Thoughts on Runtime Efficiency of Software

Lately I've been interested about programming in C to create fast and efficient programs with minimal runtime complexity.

Virtually all high-level languages today impose a runtime overhead that has little to do what you actually want the program to accomplish.

For example, Python runs on a Virtual Machine which interprets bytecode. To run a single Python instruction, it takes multiple processor cycles. The dynamic typing also impose runtime overhead, since the type of the variable must be checked to properly run any native code on it.

Java boasts Ahead of Time (AoT) compiling, which converts the Java bytecode into native instructions, but that takes some time. The Java Virtual Machine famously takes some time to spin up and can be taxing on RAM usage as every class file must be loaded on memory before any code is run.

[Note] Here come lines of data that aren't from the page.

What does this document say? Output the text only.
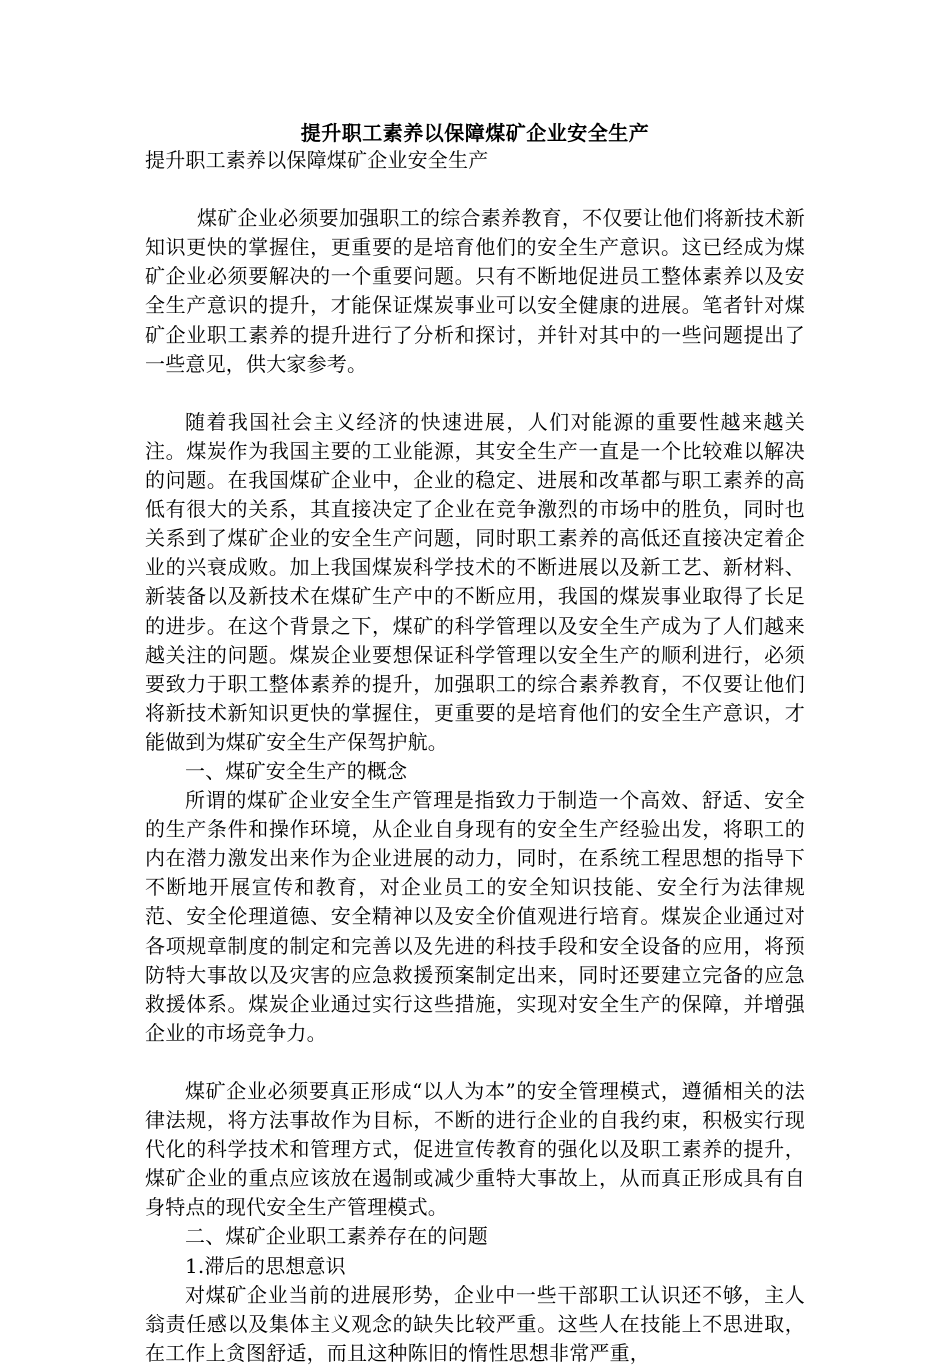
提升职工素养以保障煤矿企业安全生产

提升职工素养以保障煤矿企业安全生产

煤矿企业必须要加强职工的综合素养教育，不仅要让他们将新技术新知识更快的掌握住，更重要的是培育他们的安全生产意识。这已经成为煤矿企业必须要解决的一个重要问题。只有不断地促进员工整体素养以及安全生产意识的提升，才能保证煤炭事业可以安全健康的进展。笔者针对煤矿企业职工素养的提升进行了分析和探讨，并针对其中的一些问题提出了一些意见，供大家参考。

随着我国社会主义经济的快速进展，人们对能源的重要性越来越关注。煤炭作为我国主要的工业能源，其安全生产一直是一个比较难以解决的问题。在我国煤矿企业中，企业的稳定、进展和改革都与职工素养的高低有很大的关系，其直接决定了企业在竞争激烈的市场中的胜负，同时也关系到了煤矿企业的安全生产问题，同时职工素养的高低还直接决定着企业的兴衰成败。加上我国煤炭科学技术的不断进展以及新工艺、新材料、新装备以及新技术在煤矿生产中的不断应用，我国的煤炭事业取得了长足的进步。在这个背景之下，煤矿的科学管理以及安全生产成为了人们越来越关注的问题。煤炭企业要想保证科学管理以安全生产的顺利进行，必须要致力于职工整体素养的提升，加强职工的综合素养教育，不仅要让他们将新技术新知识更快的掌握住，更重要的是培育他们的安全生产意识，才能做到为煤矿安全生产保驾护航。

一、煤矿安全生产的概念

所谓的煤矿企业安全生产管理是指致力于制造一个高效、舒适、安全的生产条件和操作环境，从企业自身现有的安全生产经验出发，将职工的内在潜力激发出来作为企业进展的动力，同时，在系统工程思想的指导下不断地开展宣传和教育，对企业员工的安全知识技能、安全行为法律规范、安全伦理道德、安全精神以及安全价值观进行培育。煤炭企业通过对各项规章制度的制定和完善以及先进的科技手段和安全设备的应用，将预防特大事故以及灾害的应急救援预案制定出来，同时还要建立完备的应急救援体系。煤炭企业通过实行这些措施，实现对安全生产的保障，并增强企业的市场竞争力。

煤矿企业必须要真正形成“以人为本”的安全管理模式，遵循相关的法律法规，将方法事故作为目标，不断的进行企业的自我约束，积极实行现代化的科学技术和管理方式，促进宣传教育的强化以及职工素养的提升，煤矿企业的重点应该放在遏制或减少重特大事故上，从而真正形成具有自身特点的现代安全生产管理模式。

二、煤矿企业职工素养存在的问题

1.滞后的思想意识

对煤矿企业当前的进展形势，企业中一些干部职工认识还不够，主人翁责任感以及集体主义观念的缺失比较严重。这些人在技能上不思进取，在工作上贪图舒适，而且这种陈旧的惰性思想非常严重，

JavaScript, paired with the V8 engine by Google, has a quite impressive performance. It can near native speed thanks to very clever native code generation and runtime type handling.

What all these runtimes and Virtual Machines have in common is that they are written in C (or C++). They are compiled to the lowest level a program can “talk” to a computer, native machine code, targeting an specific processor architecture. (x86, x64, ARM, and so on).

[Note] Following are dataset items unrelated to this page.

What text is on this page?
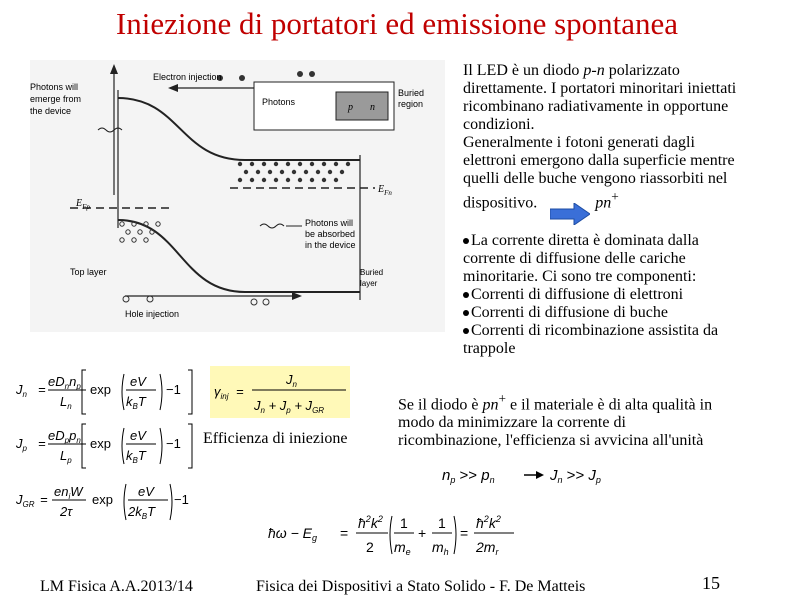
Iniezione di portatori ed emissione spontanea
Electron injection
Hole injection
Photons will
emerge from
the device
Photons	p n
Buried
region
$E_{Fn}$
$E_{Fp}$
Photons will
be absorbed
in the device
Top layer	Buried
layer
Il LED è un diodo p-n polarizzato
direttamente. I portatori minoritari iniettati
ricombinano radiativamente in opportune
condizioni.
Generalmente i fotoni generati dagli
elettroni emergono dalla superficie mentre
quelli delle buche vengono riassorbiti nel
dispositivo.	pn+
La corrente diretta è dominata dalla
corrente di diffusione delle cariche
minoritarie. Ci sono tre componenti:
Correnti di diffusione di elettroni
Correnti di diffusione di buche
Correnti di ricombinazione assistita da
trappole
$J_n$ =
$eD_nn_p$
$L_n$
exp
eV
$k_BT$
−1
$J_p$ =
$eD_pp_n$
$L_p$
exp
eV
$k_BT$
−1
$J_{GR}$ =
$en_iW$
2τ
exp
eV
$2k_BT$
−1
$\gamma_{inj}$ =
$J_n$
$J_n + J_p + J_{GR}$
Efficienza di iniezione
Se il diodo è pn+ e il materiale è di alta qualità in
modo da minimizzare la corrente di
ricombinazione, l'efficienza si avvicina all'unità
$n_p >> p_n$	$J_n >> J_p$
ħω − $E_g$ =
$ħ^2k^2$
2
1
$m_e$
+
1
$m_h$
=
$ħ^2k^2$
$2m_r$
LM Fisica A.A.2013/14	Fisica dei Dispositivi a Stato Solido - F. De Matteis	15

The processor already has a huge complexity built-in to achieve incredible speeds, but most of it is swept away when ease of development is chosen in favor of runtime efficiency.

Now, C isn't without its failures. Buffer overflows, the lack of memory-safety and manually managed memory allocation all plague software written in C and are a constant source of bugs and vulnerabilities, even on large-scale software projects.

These shortcomings are addressed by more modern languages with runtime bounds-checking, a managed memory model and automatic garbage collection. All of these are great ease of development, but force the program to keep track of more things during execution.

All of these trade offs aren't new or have a clean solution. Lisp was born ages ago and, as a scripting language, without even looking it up, I can bet that it drew the same criticism as I'm mentioning here.

I guess compiled/native vs interpreted/managed will always be worth considering when taking on a new software project, with the balance pending to the second during these days with the dominance of web technologies.